Today we are meeting with the former member of the Brotherhood of Evil Mutants and former tons o’ fun: The Blob!
Marvel 616 Politics: Thank you for joining us today, Blob. Do you have another name I can call you by since that seems wildly inappropriate?
Blob: My name is Fred Dukes.
M6P: Good. Fred, I’m going to cut right to the chase and ask: Why do you look like an emaciated pug dog?
B: Well, a few years back I lost my powers as did most of the mutants on the Earth, and that’s when I first looked like this.
M6P: So your mutant power was fatness? That’s a little pathetic, right?
B: Big is beautiful. And recently I got my powers back thanks to some MGH, but I lost them again after it wore out.
M6P: So you ‘roided out to get fat? If you want your powers back why not just go eat most meals at a Cinnabun?
B: I have a gluten allergy and my mutant powers gave me Type II Diabetes.
M6P: Have you thought about having plastic surgery to remove the massive yards of excess skin? I would be scared that would I suffocate in my sleep with all those flaps.
B: I’m hoping to eventually get my powers back and if I got the excess removed I would grow more mass than my skin would cover, so…
M6P: I think we get the idea, and that is gross. But, I was told you were here because you had something to plug. What did you want to share with us today?

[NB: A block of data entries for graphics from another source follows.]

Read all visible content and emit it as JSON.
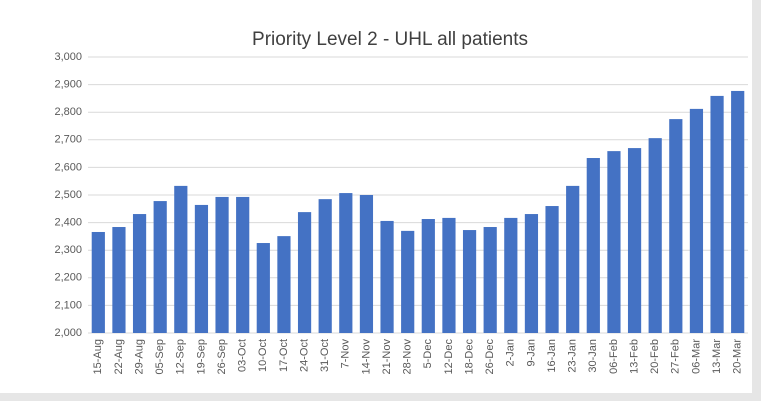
{
  "chart_data": {
    "type": "bar",
    "title": "Priority Level 2 - UHL all patients",
    "categories": [
      "15-Aug",
      "22-Aug",
      "29-Aug",
      "05-Sep",
      "12-Sep",
      "19-Sep",
      "26-Sep",
      "03-Oct",
      "10-Oct",
      "17-Oct",
      "24-Oct",
      "31-Oct",
      "7-Nov",
      "14-Nov",
      "21-Nov",
      "28-Nov",
      "5-Dec",
      "12-Dec",
      "18-Dec",
      "26-Dec",
      "2-Jan",
      "9-Jan",
      "16-Jan",
      "23-Jan",
      "30-Jan",
      "06-Feb",
      "13-Feb",
      "20-Feb",
      "27-Feb",
      "06-Mar",
      "13-Mar",
      "20-Mar"
    ],
    "values": [
      2366,
      2384,
      2431,
      2478,
      2533,
      2464,
      2493,
      2493,
      2326,
      2351,
      2438,
      2485,
      2507,
      2500,
      2406,
      2370,
      2413,
      2417,
      2373,
      2384,
      2417,
      2431,
      2460,
      2533,
      2634,
      2659,
      2670,
      2706,
      2775,
      2812,
      2859,
      2877
    ],
    "color": "#4472c4",
    "ylim": [
      2000,
      3000
    ],
    "yticks": [
      {
        "value": 2000,
        "label": "2,000"
      },
      {
        "value": 2100,
        "label": "2,100"
      },
      {
        "value": 2200,
        "label": "2,200"
      },
      {
        "value": 2300,
        "label": "2,300"
      },
      {
        "value": 2400,
        "label": "2,400"
      },
      {
        "value": 2500,
        "label": "2,500"
      },
      {
        "value": 2600,
        "label": "2,600"
      },
      {
        "value": 2700,
        "label": "2,700"
      },
      {
        "value": 2800,
        "label": "2,800"
      },
      {
        "value": 2900,
        "label": "2,900"
      },
      {
        "value": 3000,
        "label": "3,000"
      }
    ],
    "grid": true
  }
}
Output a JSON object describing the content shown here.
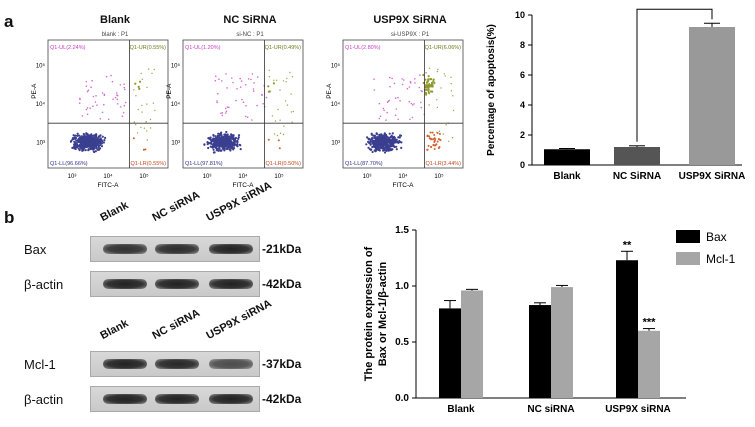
{
  "panel_a_label": "a",
  "panel_b_label": "b",
  "flow": [
    {
      "title": "Blank",
      "sample": "blank : P1",
      "ul": "Q1-UL(2.24%)",
      "ur": "Q1-UR(0.55%)",
      "ll": "Q1-LL(96.66%)",
      "lr": "Q1-LR(0.55%)",
      "apoptotic_points": 0.05
    },
    {
      "title": "NC SiRNA",
      "sample": "si-NC : P1",
      "ul": "Q1-UL(1.20%)",
      "ur": "Q1-UR(0.49%)",
      "ll": "Q1-LL(97.81%)",
      "lr": "Q1-LR(0.50%)",
      "apoptotic_points": 0.05
    },
    {
      "title": "USP9X SiRNA",
      "sample": "si-USP9X : P1",
      "ul": "Q1-UL(2.80%)",
      "ur": "Q1-UR(6.06%)",
      "ll": "Q1-LL(87.70%)",
      "lr": "Q1-LR(3.44%)",
      "apoptotic_points": 0.6
    }
  ],
  "flow_axes": {
    "x_label": "FITC-A",
    "y_label": "PE-A",
    "x_ticks": [
      "10³",
      "10⁴",
      "10⁵"
    ],
    "y_ticks": [
      "10³",
      "10⁴",
      "10⁵"
    ]
  },
  "blot": {
    "lanes": [
      "Blank",
      "NC siRNA",
      "USP9X siRNA"
    ],
    "rows": [
      {
        "label": "Bax",
        "kda": "-21kDa",
        "intensity": [
          0.85,
          0.9,
          1.0
        ]
      },
      {
        "label": "β-actin",
        "kda": "-42kDa",
        "intensity": [
          1.0,
          1.0,
          1.0
        ]
      },
      {
        "label": "Mcl-1",
        "kda": "-37kDa",
        "intensity": [
          1.0,
          0.95,
          0.6
        ]
      },
      {
        "label": "β-actin",
        "kda": "-42kDa",
        "intensity": [
          1.0,
          1.0,
          1.0
        ]
      }
    ]
  },
  "chart_data": [
    {
      "type": "bar",
      "categories": [
        "Blank",
        "NC SiRNA",
        "USP9X SiRNA"
      ],
      "values": [
        1.05,
        1.2,
        9.2
      ],
      "errors": [
        0.05,
        0.08,
        0.25
      ],
      "colors": [
        "#000000",
        "#555555",
        "#999999"
      ],
      "ylabel": "Percentage of apoptosis(%)",
      "ylim": [
        0,
        10
      ],
      "yticks": [
        0,
        2,
        4,
        6,
        8,
        10
      ],
      "annotation": "***",
      "grid": false
    },
    {
      "type": "bar",
      "categories": [
        "Blank",
        "NC siRNA",
        "USP9X siRNA"
      ],
      "series": [
        {
          "name": "Bax",
          "values": [
            0.8,
            0.83,
            1.23
          ],
          "errors": [
            0.07,
            0.02,
            0.08
          ],
          "color": "#000000",
          "marks": [
            "",
            "",
            "**"
          ]
        },
        {
          "name": "Mcl-1",
          "values": [
            0.96,
            0.99,
            0.6
          ],
          "errors": [
            0.01,
            0.015,
            0.02
          ],
          "color": "#a6a6a6",
          "marks": [
            "",
            "",
            "***"
          ]
        }
      ],
      "ylabel": "The protein expression of\nBax or Mcl-1/β-actin",
      "ylim": [
        0,
        1.5
      ],
      "yticks": [
        "0.0",
        "0.5",
        "1.0",
        "1.5"
      ],
      "legend": "top-right",
      "grid": false
    }
  ]
}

B: I’m part of a group called FOPOC that is trying to encourage childhood obesity.
M6P: You mean “discourage?”
B: No, It stands for Formerly Obese People for Obese Children. We’re trying to put pressure against Michelle Obama to stop her war against good tasting food. By making these children eat healthy and exercise it is ruining their chances of later in life being cast on a reality TV show.